The magic is back: Harry Potter play hits London stage

By AFP/Robin Millard   July 30, 2016 | 06:56 pm PT
The magic is back: Harry Potter play hits London stage
Copies of the book of the play of Harry Potter and the Cursed Child parts One and Two are displayed at a bookstore in London, Britain July 31, 2016. Photo by Reuters/Neil Hall
"Harry Potter and the Cursed Child" opened in London.

After nearly eight weeks of well-received preview performances, London's Palace Theatre hosted the opening gala as the general public strapped themselves in for a new adventure in the saga that has captivated millions around the globe.

Arriving for the opening gala, creator J.K. Rowling told the Press Association she was "so happy" that fans had heeded her pleas to keep the plot a secret, and said she hoped the play would one day appear on Broadway.

Set 19 years after the events of Rowling's seventh and final book, "Harry Potter and the Deathly Hallows", the play sees a grown-up Potter working at the Ministry of Magic.

The official plot outline for the play reads: "While Harry grapples with a past that refuses to stay where it belongs, his youngest son Albus must struggle with the weight of a family legacy he never wanted.

"As past and present fuse ominously, both father and son learn the uncomfortable truth: sometimes, darkness comes from unexpected places," it said.

Like many of his fans, Potter has now grown up and has three children with his wife Ginny Weasley, the sister of his friend Ron.

He still has his trademark round-rimmed glasses and the scar on his head, a permanent reminder of his nemesis Lord Voldemort, but must now help his youngest son Albus confront the family's dark past.

"Harry Potter and the Cursed Child" is currently sold out, but another 250,000 tickets are set to go on sale next week as the play's run has been extended until December 2017.

"Written with fans in mind"

The script was to be released in Britain at midnight on Saturday (2300 GMT), with bookshops planning to stay open into the wee small hours to satisfy the desires of Potter fans.
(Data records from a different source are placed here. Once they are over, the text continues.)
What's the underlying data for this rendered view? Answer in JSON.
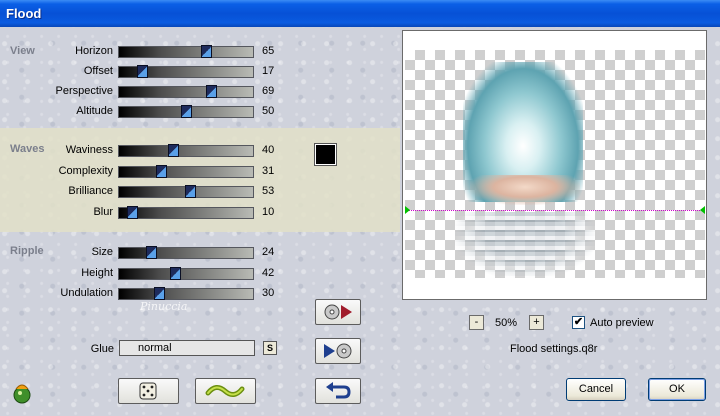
{
  "window": {
    "title": "Flood"
  },
  "sections": {
    "view": {
      "label": "View",
      "params": [
        {
          "label": "Horizon",
          "value": "65",
          "level": 65
        },
        {
          "label": "Offset",
          "value": "17",
          "level": 17
        },
        {
          "label": "Perspective",
          "value": "69",
          "level": 69
        },
        {
          "label": "Altitude",
          "value": "50",
          "level": 50
        }
      ]
    },
    "waves": {
      "label": "Waves",
      "params": [
        {
          "label": "Waviness",
          "value": "40",
          "level": 40
        },
        {
          "label": "Complexity",
          "value": "31",
          "level": 31
        },
        {
          "label": "Brilliance",
          "value": "53",
          "level": 53
        },
        {
          "label": "Blur",
          "value": "10",
          "level": 10
        }
      ]
    },
    "ripple": {
      "label": "Ripple",
      "params": [
        {
          "label": "Size",
          "value": "24",
          "level": 24
        },
        {
          "label": "Height",
          "value": "42",
          "level": 42
        },
        {
          "label": "Undulation",
          "value": "30",
          "level": 30
        }
      ]
    }
  },
  "color": {
    "swatch": "#000000"
  },
  "glue": {
    "label": "Glue",
    "value": "normal",
    "button": "S"
  },
  "preview": {
    "zoom": "50%",
    "zoom_minus": "-",
    "zoom_plus": "+",
    "auto_preview_label": "Auto preview",
    "auto_preview_checked": true,
    "settings_file": "Flood settings.q8r"
  },
  "buttons": {
    "cancel": "Cancel",
    "ok": "OK"
  },
  "watermark": "Pinuccia",
  "icons": {
    "load_settings": "cd-play-icon",
    "save_settings": "play-cd-icon",
    "random": "dice-icon",
    "reset": "wave-icon",
    "undo": "undo-arrow-icon",
    "logo": "filter-logo-icon"
  }
}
July 31 is the birthday of both Rowling and Potter.

Several hundred fans, many dressed as the wizard, snaked down famous London street Piccadilly waiting to get their hands on a copy, bringing traffic to a slowdown and attracting bemused looks from tourists.

"Oh God, this is one of the biggest things I've ever done," said Jenny Reid, 36, who had come from Virginia, United States, just to see the play.
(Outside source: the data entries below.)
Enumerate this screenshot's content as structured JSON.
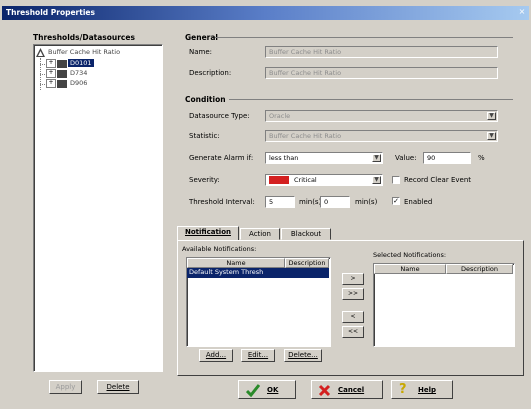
{
  "window": {
    "title": "Threshold Properties",
    "close_glyph": "×"
  },
  "tree": {
    "header": "Thresholds/Datasources",
    "root_label": "Buffer Cache Hit Ratio",
    "items": [
      {
        "label": "D0101",
        "selected": true
      },
      {
        "label": "D734",
        "selected": false
      },
      {
        "label": "D906",
        "selected": false
      }
    ],
    "apply_label": "Apply",
    "delete_label": "Delete"
  },
  "general": {
    "heading": "General",
    "name_label": "Name:",
    "name_value": "Buffer Cache Hit Ratio",
    "description_label": "Description:",
    "description_value": "Buffer Cache Hit Ratio"
  },
  "condition": {
    "heading": "Condition",
    "datasource_type_label": "Datasource Type:",
    "datasource_type_value": "Oracle",
    "statistic_label": "Statistic:",
    "statistic_value": "Buffer Cache Hit Ratio",
    "generate_alarm_label": "Generate Alarm if:",
    "generate_alarm_value": "less than",
    "value_label": "Value:",
    "value_value": "90",
    "value_unit": "%",
    "severity_label": "Severity:",
    "severity_value": "Critical",
    "severity_color": "#d42020",
    "record_clear_label": "Record Clear Event",
    "record_clear_checked": false,
    "interval_label": "Threshold Interval:",
    "interval_value1": "5",
    "interval_unit1": "min(s)",
    "interval_value2": "0",
    "interval_unit2": "min(s)",
    "enabled_label": "Enabled",
    "enabled_checked": true
  },
  "tabs": [
    {
      "label": "Notification",
      "active": true
    },
    {
      "label": "Action",
      "active": false
    },
    {
      "label": "Blackout",
      "active": false
    }
  ],
  "notification": {
    "available_label": "Available Notifications:",
    "selected_label": "Selected Notifications:",
    "col_name": "Name",
    "col_description": "Description",
    "available_rows": [
      {
        "name": "Default System Thresh",
        "description": ""
      }
    ],
    "move_buttons": [
      ">",
      ">>",
      "<",
      "<<"
    ],
    "add_label": "Add...",
    "edit_label": "Edit...",
    "delete_label": "Delete..."
  },
  "footer": {
    "ok_label": "OK",
    "cancel_label": "Cancel",
    "help_label": "Help"
  },
  "icons": {
    "ok": "check-icon",
    "cancel": "x-icon",
    "help": "question-icon",
    "folder": "folder-icon"
  }
}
"I waited for eight hours to get the tickets and I've been waiting for this moment for nine months," she added.

"When the last book was released I was 10 so I was excited for it, but not as excited as I am now," said Rebecca Westbrook, 18, who will see the play in December.

"I was going to wait to see the play before I read it, but as soon as I booked the ticket I was like 'I'm not gonna be able to wait'.

"My brother's seen it and he loved it, he knows I'm going to love it."

Rowling's books have sold more than 450 million copies since 1997 and been adapted into eight films.

Jamie Parker plays Potter, who is joined on stage by his old school friends Ron Weasley, played by Paul Thornley, and Hermione Granger, played by Noma Dumezweni.

Albus Dumbledore actor Sam Clemmett has been a big hit, as has Anthony Boyle as Draco Malfoy's son Scorpius.

The theatre show is written by English screenwriter and playwright Jack Thorne, based on an original story co-written with Rowling and the play's director John Tiffany.

"Judging by the whooping and cheering, nobody was disappointed," Clare Fitzsimons wrote in the Daily Mirror newspaper after the first preview showing last month.

"It's a great show, and it's well done -- entertaining and interesting for adults and children," fan Anna, 30, told AFP after a preview show.

"The play was written with the fans in mind," she added.